Project Requirements 1

Project Requirements 1

Automatically download at least 500 English documents/web pages and 50 Chinese documents/web pages through the download engine (Web Crawler/Spider). Keep the original document/web backup (eg News_1_Org.txt). Programming automatically preprocesses the downloaded document:

  1. Characterize each word to complete the operation of deleting special characters.
  2. Investigate and select appropriate Chinese word segmentation techniques and tools to implement Chinese word segmentation. See “Lucene tokenizer comparison”
  3. Delete English stop words (Stop Word)
  4. Delete Chinese stop words
  5. Call or program to implement Porter Stemming function
  6. Characterize the Chinese document, which can be indexed by the search engine.
  7. For the English document, after the above processing, the simplified document formed after processing (for example, News_1_E.txt) is saved for later index processing.
  8. For Chinese documents, after the above processing, the simplified documents formed after processing are saved (for example, News_1_C.txt) for later index processing.

Notes:

Integrate all steps as much as possible into a complete automation system. If not, program each step (module) and pass the results using an intermediate file. The download engine has extra points if it is written by itself. Try to download and process more pages for later search. Use the stop vocabulary provided, or the stop vocabulary generated by yourself based on different apps.

Requirements 2

Establish and implement a text search function

  1. Use / call the open source search engine Lucene or Lemur to implement a text search engine. Check the relevant information to install the software.
  2. Search and implement search function on 500 pre-processed English and Chinese documents/web pages.
  3. Index the document through the above software, and then enter the keyword through the front interface or the provided interface to display the search function.
  4. The front desk can be displayed via web form, application form, or using existing interface tools.
  5. English search must be implemented. The Chinese search function is available as an option.

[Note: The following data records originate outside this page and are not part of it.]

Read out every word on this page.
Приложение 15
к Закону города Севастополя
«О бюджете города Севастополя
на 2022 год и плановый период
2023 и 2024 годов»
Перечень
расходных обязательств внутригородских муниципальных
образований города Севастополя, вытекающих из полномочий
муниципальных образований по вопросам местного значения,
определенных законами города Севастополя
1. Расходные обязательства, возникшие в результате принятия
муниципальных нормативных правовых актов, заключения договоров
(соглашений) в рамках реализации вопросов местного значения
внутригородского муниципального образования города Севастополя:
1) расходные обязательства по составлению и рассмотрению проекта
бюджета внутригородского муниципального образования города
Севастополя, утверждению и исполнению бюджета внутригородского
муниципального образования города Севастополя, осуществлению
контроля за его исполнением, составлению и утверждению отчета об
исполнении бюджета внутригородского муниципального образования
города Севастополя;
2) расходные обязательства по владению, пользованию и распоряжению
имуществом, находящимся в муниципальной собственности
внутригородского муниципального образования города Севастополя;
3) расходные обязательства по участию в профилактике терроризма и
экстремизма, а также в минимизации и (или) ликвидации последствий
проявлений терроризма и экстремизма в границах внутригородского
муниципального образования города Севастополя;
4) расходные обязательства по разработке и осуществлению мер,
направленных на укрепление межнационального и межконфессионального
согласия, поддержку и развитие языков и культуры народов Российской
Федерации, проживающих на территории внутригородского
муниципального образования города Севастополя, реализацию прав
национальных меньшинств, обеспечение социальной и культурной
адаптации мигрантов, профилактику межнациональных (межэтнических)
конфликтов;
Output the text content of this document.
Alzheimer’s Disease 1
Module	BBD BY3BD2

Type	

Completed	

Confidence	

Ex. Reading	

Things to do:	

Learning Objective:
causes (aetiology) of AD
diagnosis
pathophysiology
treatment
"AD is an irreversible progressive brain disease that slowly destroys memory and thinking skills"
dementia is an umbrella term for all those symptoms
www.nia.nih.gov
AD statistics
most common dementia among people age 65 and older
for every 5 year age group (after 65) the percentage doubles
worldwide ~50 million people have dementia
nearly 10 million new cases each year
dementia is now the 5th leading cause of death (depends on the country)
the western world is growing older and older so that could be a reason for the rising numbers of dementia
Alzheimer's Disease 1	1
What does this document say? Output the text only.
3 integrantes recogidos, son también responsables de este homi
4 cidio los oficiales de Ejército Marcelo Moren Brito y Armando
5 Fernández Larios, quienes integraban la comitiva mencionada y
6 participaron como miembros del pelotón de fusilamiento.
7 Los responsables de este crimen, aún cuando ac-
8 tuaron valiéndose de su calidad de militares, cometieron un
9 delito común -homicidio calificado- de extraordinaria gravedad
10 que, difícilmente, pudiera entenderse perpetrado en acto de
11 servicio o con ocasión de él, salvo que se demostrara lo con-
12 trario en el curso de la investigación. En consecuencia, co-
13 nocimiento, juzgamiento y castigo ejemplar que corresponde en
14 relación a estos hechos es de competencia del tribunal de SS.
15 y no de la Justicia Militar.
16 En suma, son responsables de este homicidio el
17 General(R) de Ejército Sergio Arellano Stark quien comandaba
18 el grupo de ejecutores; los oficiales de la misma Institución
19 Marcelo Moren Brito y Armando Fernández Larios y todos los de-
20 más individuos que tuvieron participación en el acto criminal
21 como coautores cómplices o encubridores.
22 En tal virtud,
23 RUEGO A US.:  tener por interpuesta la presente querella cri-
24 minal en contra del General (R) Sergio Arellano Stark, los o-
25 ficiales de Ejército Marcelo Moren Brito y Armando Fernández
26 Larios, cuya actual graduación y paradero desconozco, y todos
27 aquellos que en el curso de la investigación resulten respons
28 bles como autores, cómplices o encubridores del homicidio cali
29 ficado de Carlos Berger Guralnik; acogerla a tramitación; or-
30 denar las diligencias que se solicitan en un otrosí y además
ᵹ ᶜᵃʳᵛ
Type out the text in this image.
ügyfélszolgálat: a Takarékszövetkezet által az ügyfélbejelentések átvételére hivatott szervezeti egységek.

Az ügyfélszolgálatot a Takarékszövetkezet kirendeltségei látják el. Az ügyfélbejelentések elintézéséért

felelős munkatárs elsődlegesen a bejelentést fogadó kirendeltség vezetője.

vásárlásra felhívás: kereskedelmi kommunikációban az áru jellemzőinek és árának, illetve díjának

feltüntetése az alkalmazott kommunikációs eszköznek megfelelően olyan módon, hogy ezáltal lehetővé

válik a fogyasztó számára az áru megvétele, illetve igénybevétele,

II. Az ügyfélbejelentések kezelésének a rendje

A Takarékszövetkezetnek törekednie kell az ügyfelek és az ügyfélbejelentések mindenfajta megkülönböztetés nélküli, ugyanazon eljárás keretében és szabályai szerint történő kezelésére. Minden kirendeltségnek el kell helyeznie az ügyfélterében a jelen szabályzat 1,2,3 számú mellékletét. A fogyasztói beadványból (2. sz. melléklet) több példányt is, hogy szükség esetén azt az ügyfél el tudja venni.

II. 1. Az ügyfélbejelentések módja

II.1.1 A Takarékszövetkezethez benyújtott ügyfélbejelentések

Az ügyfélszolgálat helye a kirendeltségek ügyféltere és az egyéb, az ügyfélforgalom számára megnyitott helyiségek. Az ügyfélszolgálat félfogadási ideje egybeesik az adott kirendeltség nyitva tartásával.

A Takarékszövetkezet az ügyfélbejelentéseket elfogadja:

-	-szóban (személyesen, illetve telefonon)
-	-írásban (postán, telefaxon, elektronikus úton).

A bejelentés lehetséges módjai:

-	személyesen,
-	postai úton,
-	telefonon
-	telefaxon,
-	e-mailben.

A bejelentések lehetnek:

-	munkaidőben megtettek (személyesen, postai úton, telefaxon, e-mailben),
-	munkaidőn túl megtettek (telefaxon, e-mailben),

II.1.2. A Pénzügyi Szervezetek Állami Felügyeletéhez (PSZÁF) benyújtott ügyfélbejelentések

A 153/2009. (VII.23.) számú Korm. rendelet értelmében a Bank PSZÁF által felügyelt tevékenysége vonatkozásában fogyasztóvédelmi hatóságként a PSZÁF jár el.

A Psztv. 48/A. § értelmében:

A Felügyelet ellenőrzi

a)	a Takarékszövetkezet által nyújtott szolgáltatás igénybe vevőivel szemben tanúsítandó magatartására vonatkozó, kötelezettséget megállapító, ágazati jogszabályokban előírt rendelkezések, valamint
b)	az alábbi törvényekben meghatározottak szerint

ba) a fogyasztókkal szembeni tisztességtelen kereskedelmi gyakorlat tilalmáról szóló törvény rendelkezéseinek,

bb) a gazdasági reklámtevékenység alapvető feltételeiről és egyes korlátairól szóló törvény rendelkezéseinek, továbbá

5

Comparing similarities between documents

  1. The similarity between any two documents is calculated by the Cosine Distance. List the original text of the document and give the similarity value.

Clustering the downloaded documents using the K-Means clustering algorithm

  1. Gather the downloaded 500 Chinese/English documents into 20 categories and display the three largest classes formed after clustering, and the representative documents in each class (ie, the five closest to the class center) Documentation).
  2. The distance calculation formula can use cosine distance or Euclidean metric.